Selanik Belediye Meclisi, Türkiye Cumhuriyeti’nin 10. Yılı münasebeti ile 1933’te aldığı bir kararla, Atatürk’ün doğduğu evi kendisine hediye etmiş, Atatürk, kendisine verilen bu evin müze haline getirilmesini istemiş.. 10 Kasım 1953’te bir törenle “Selanik Atatürk Evi Müzesi” adı ile ziyaretçilere açılmış.

Ama bizim müzede anımız biraz kötü başladı. Bir ziyaretçi topluluğu çıkınca görevli yeni ziyaretçilerle sizi alacağım dedi ve gitti. Biz bahçede beklemeye başladık. 45 dakika bekledik. Herhalde öğle tatili olabilir diye tolerans göstererek saat 13,05 de dayanamayarak kapıyı çaldık. Etrafta kameralar olmasına rağmen, bizi gördüklerine emin olsak ta kimse açmadı.. Sonra konsolosluk görevlilerine gidip şikâyetimizi anlatınca bir görevli geldi. 45 dakikadır boş yere beklediğimizi söylediğimizde ise, daha 15 dakika olmuş beklemeniz, diye özrü kabahatinden büyük bir cevap verdi.
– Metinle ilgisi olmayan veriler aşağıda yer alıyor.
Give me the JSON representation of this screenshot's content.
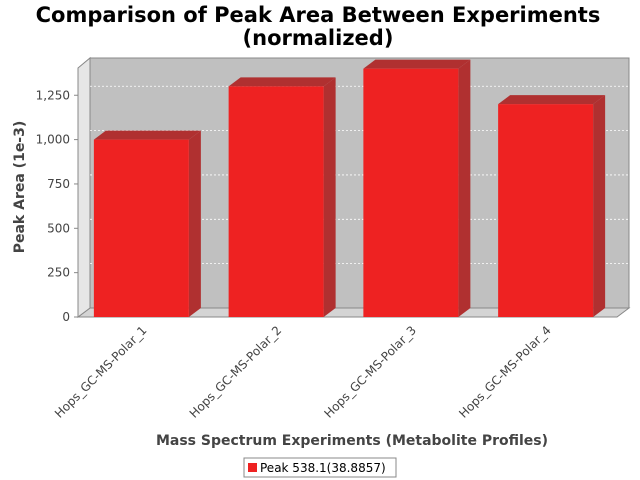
{
  "chart_data": {
    "type": "bar",
    "title": "Comparison of Peak Area Between Experiments",
    "subtitle": "(normalized)",
    "xlabel": "Mass Spectrum Experiments (Metabolite Profiles)",
    "ylabel": "Peak Area (1e-3)",
    "categories": [
      "Hops_GC-MS-Polar_1",
      "Hops_GC-MS-Polar_2",
      "Hops_GC-MS-Polar_3",
      "Hops_GC-MS-Polar_4"
    ],
    "series": [
      {
        "name": "Peak 538.1(38.8857)",
        "values": [
          1000,
          1300,
          1400,
          1200
        ],
        "color": "#ee2222"
      }
    ],
    "yticks": [
      0,
      250,
      500,
      750,
      1000,
      1250
    ],
    "ytick_labels": [
      "0",
      "250",
      "500",
      "750",
      "1,000",
      "1,250"
    ],
    "ylim": [
      0,
      1460
    ],
    "grid": true,
    "legend_position": "bottom",
    "plot_background": "#c0c0c0",
    "bar_color": "#ee2222",
    "bar_side_color": "#b03030"
  }
}
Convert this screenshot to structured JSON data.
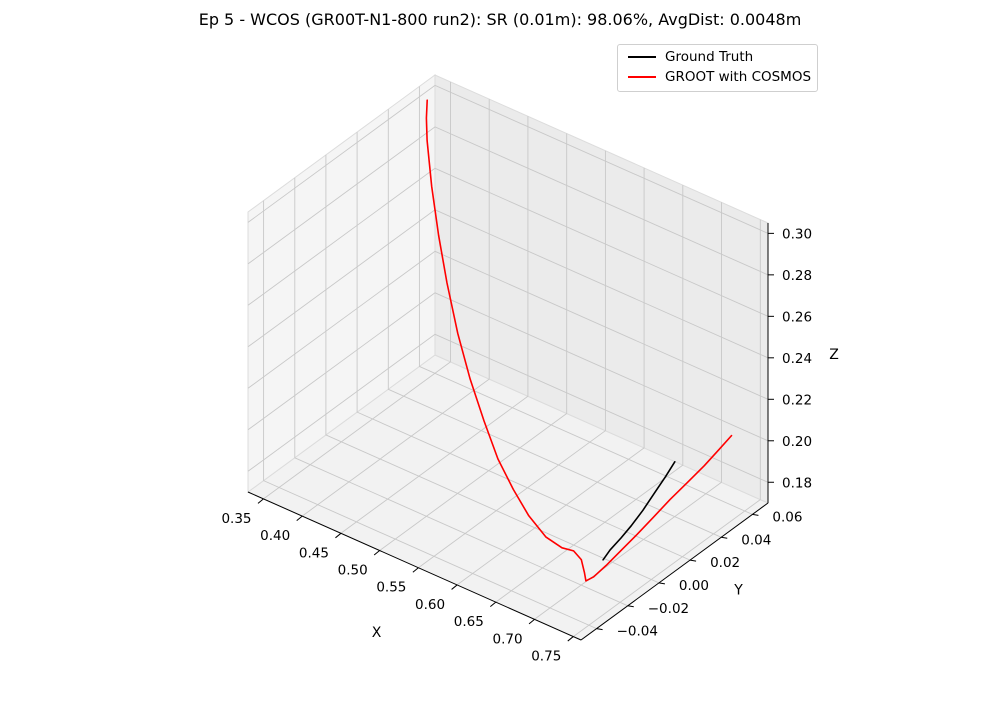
{
  "chart_data": {
    "type": "line",
    "projection": "3d",
    "title": "Ep 5 - WCOS (GR00T-N1-800 run2): SR (0.01m): 98.06%, AvgDist: 0.0048m",
    "xlabel": "X",
    "ylabel": "Y",
    "zlabel": "Z",
    "xticks": [
      "0.35",
      "0.40",
      "0.45",
      "0.50",
      "0.55",
      "0.60",
      "0.65",
      "0.70",
      "0.75"
    ],
    "yticks": [
      "−0.04",
      "−0.02",
      "0.00",
      "0.02",
      "0.04",
      "0.06"
    ],
    "zticks": [
      "0.18",
      "0.20",
      "0.22",
      "0.24",
      "0.26",
      "0.28",
      "0.30"
    ],
    "xlim": [
      0.33,
      0.76
    ],
    "ylim": [
      -0.05,
      0.07
    ],
    "zlim": [
      0.17,
      0.305
    ],
    "grid": true,
    "legend_position": "upper right",
    "series": [
      {
        "name": "Ground Truth",
        "color": "#000000",
        "points": [
          {
            "x": 0.708,
            "y": -0.01,
            "z": 0.178
          },
          {
            "x": 0.705,
            "y": -0.004,
            "z": 0.179
          },
          {
            "x": 0.703,
            "y": 0.004,
            "z": 0.18
          },
          {
            "x": 0.7,
            "y": 0.012,
            "z": 0.181
          },
          {
            "x": 0.697,
            "y": 0.021,
            "z": 0.183
          },
          {
            "x": 0.694,
            "y": 0.03,
            "z": 0.186
          },
          {
            "x": 0.692,
            "y": 0.038,
            "z": 0.189
          },
          {
            "x": 0.69,
            "y": 0.045,
            "z": 0.192
          }
        ]
      },
      {
        "name": "GROOT with COSMOS",
        "color": "#ff0000",
        "points": [
          {
            "x": 0.34,
            "y": 0.06,
            "z": 0.3
          },
          {
            "x": 0.343,
            "y": 0.058,
            "z": 0.293
          },
          {
            "x": 0.35,
            "y": 0.055,
            "z": 0.285
          },
          {
            "x": 0.37,
            "y": 0.048,
            "z": 0.27
          },
          {
            "x": 0.395,
            "y": 0.04,
            "z": 0.255
          },
          {
            "x": 0.42,
            "y": 0.033,
            "z": 0.24
          },
          {
            "x": 0.45,
            "y": 0.025,
            "z": 0.225
          },
          {
            "x": 0.48,
            "y": 0.018,
            "z": 0.212
          },
          {
            "x": 0.51,
            "y": 0.012,
            "z": 0.2
          },
          {
            "x": 0.54,
            "y": 0.006,
            "z": 0.19
          },
          {
            "x": 0.57,
            "y": 0.001,
            "z": 0.183
          },
          {
            "x": 0.6,
            "y": -0.004,
            "z": 0.178
          },
          {
            "x": 0.63,
            "y": -0.008,
            "z": 0.175
          },
          {
            "x": 0.655,
            "y": -0.01,
            "z": 0.175
          },
          {
            "x": 0.67,
            "y": -0.01,
            "z": 0.176
          },
          {
            "x": 0.688,
            "y": -0.014,
            "z": 0.177
          },
          {
            "x": 0.7,
            "y": -0.018,
            "z": 0.175
          },
          {
            "x": 0.706,
            "y": -0.02,
            "z": 0.173
          },
          {
            "x": 0.71,
            "y": -0.017,
            "z": 0.174
          },
          {
            "x": 0.712,
            "y": -0.01,
            "z": 0.176
          },
          {
            "x": 0.712,
            "y": 0.0,
            "z": 0.178
          },
          {
            "x": 0.712,
            "y": 0.01,
            "z": 0.18
          },
          {
            "x": 0.713,
            "y": 0.02,
            "z": 0.183
          },
          {
            "x": 0.714,
            "y": 0.03,
            "z": 0.186
          },
          {
            "x": 0.716,
            "y": 0.04,
            "z": 0.189
          },
          {
            "x": 0.718,
            "y": 0.05,
            "z": 0.192
          },
          {
            "x": 0.721,
            "y": 0.058,
            "z": 0.196
          },
          {
            "x": 0.725,
            "y": 0.064,
            "z": 0.2
          }
        ]
      }
    ]
  }
}
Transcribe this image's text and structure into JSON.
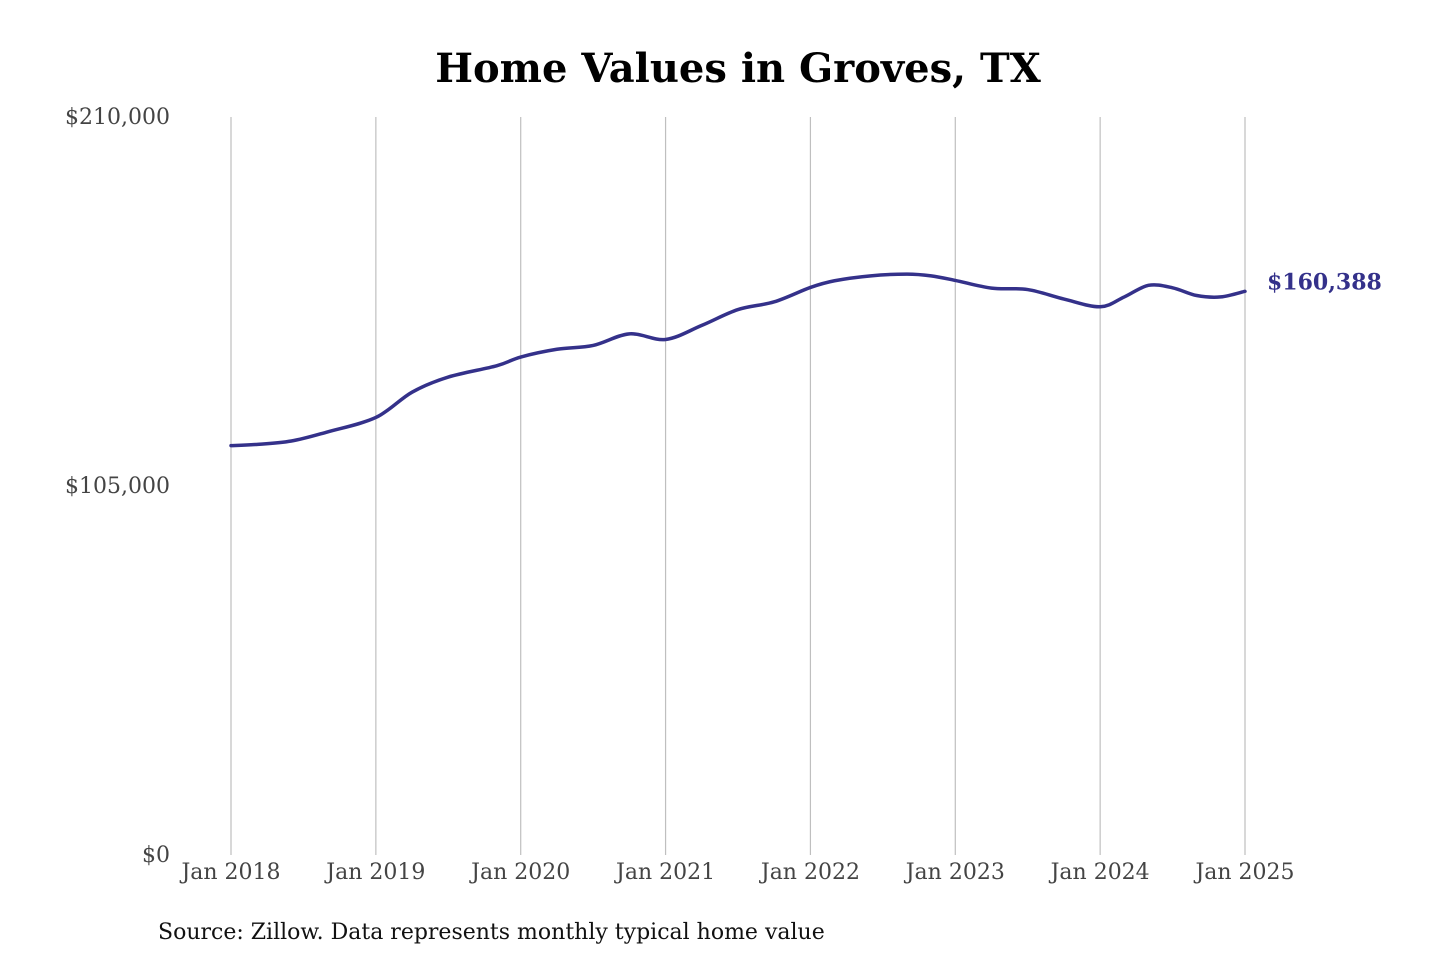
{
  "chart_data": {
    "type": "line",
    "title": "Home Values in Groves, TX",
    "xlabel": "",
    "ylabel": "",
    "ylim": [
      0,
      210000
    ],
    "y_ticks": [
      {
        "value": 0,
        "label": "$0"
      },
      {
        "value": 105000,
        "label": "$105,000"
      },
      {
        "value": 210000,
        "label": "$210,000"
      }
    ],
    "x_ticks": [
      {
        "value": "2018-01",
        "label": "Jan 2018"
      },
      {
        "value": "2019-01",
        "label": "Jan 2019"
      },
      {
        "value": "2020-01",
        "label": "Jan 2020"
      },
      {
        "value": "2021-01",
        "label": "Jan 2021"
      },
      {
        "value": "2022-01",
        "label": "Jan 2022"
      },
      {
        "value": "2023-01",
        "label": "Jan 2023"
      },
      {
        "value": "2024-01",
        "label": "Jan 2024"
      },
      {
        "value": "2025-01",
        "label": "Jan 2025"
      }
    ],
    "xlim": [
      "2018-01",
      "2025-01"
    ],
    "grid": {
      "vertical": true,
      "horizontal": false
    },
    "legend": "none",
    "line_color": "#34318a",
    "end_label": "$160,388",
    "series": [
      {
        "x": [
          "2018-01",
          "2018-03",
          "2018-06",
          "2018-09",
          "2019-01",
          "2019-04",
          "2019-07",
          "2019-11",
          "2020-01",
          "2020-04",
          "2020-07",
          "2020-10",
          "2021-01",
          "2021-04",
          "2021-07",
          "2021-10",
          "2022-01",
          "2022-03",
          "2022-06",
          "2022-09",
          "2022-11",
          "2023-01",
          "2023-04",
          "2023-07",
          "2023-10",
          "2024-01",
          "2024-03",
          "2024-05",
          "2024-07",
          "2024-09",
          "2024-11",
          "2025-01"
        ],
        "values": [
          116500,
          116800,
          117800,
          120400,
          124500,
          131700,
          136000,
          139200,
          141700,
          143900,
          145000,
          148300,
          146700,
          150700,
          155200,
          157400,
          161500,
          163400,
          164800,
          165300,
          164800,
          163500,
          161300,
          160900,
          158200,
          156000,
          158800,
          162100,
          161400,
          159200,
          158800,
          160388
        ]
      }
    ]
  },
  "footer": {
    "source": "Source: Zillow. Data represents monthly typical home value"
  }
}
Sonra fotoğraf makinemizdeki ilk çektiğimiz fotoğrafın saatini kendisine gösterdiğimizde haklısınız dedi ve özür dileyerek kapıyı açtı.
Bizde, Balkan topraklarını gezerken kapalı camiler ve müzeler Türkiye’den geliyoruz deyince açıldı da, bu Türk toprağındaki müzede niçin bekletiliyoruz diye sorduğumuzda bir yere telefon açılarak güya fırça attı.

Burası da Türkiye. Bürokrasi olur gibi boş laflar etti. Biz neden bekletildiğimizi anlamadan hevesle geldiğimiz yere, sinirle girebildik.
Müze o tarihlerden bu yana orijinal değilmiş tabi.. Çünkü Balkan harbi geçirmiş. 10 yıl kadar bir Rum ailede kalmış. Sonra Selanik Belediyesi satın alarak bu evi Atatürk’e hediye etmiş..

Odalarında resim çekildik. Atatürk bu evde 10 yaşına kadar devamlı olmayacak şekilde yaşamış. Türkiye Cumhuriyetimiz Kurucusu Ulu önder Mustafa Kemal Atatürk’ün doğduğu evin ziyaretinden sonra biraz otelde dinlendik. Çünkü otelimiz bu eve yürüme yolu mesafesinde idi.

Dinlenmeden sonra parkın içinden geçerek meydandaki kapalı çarşısına gideceğiz.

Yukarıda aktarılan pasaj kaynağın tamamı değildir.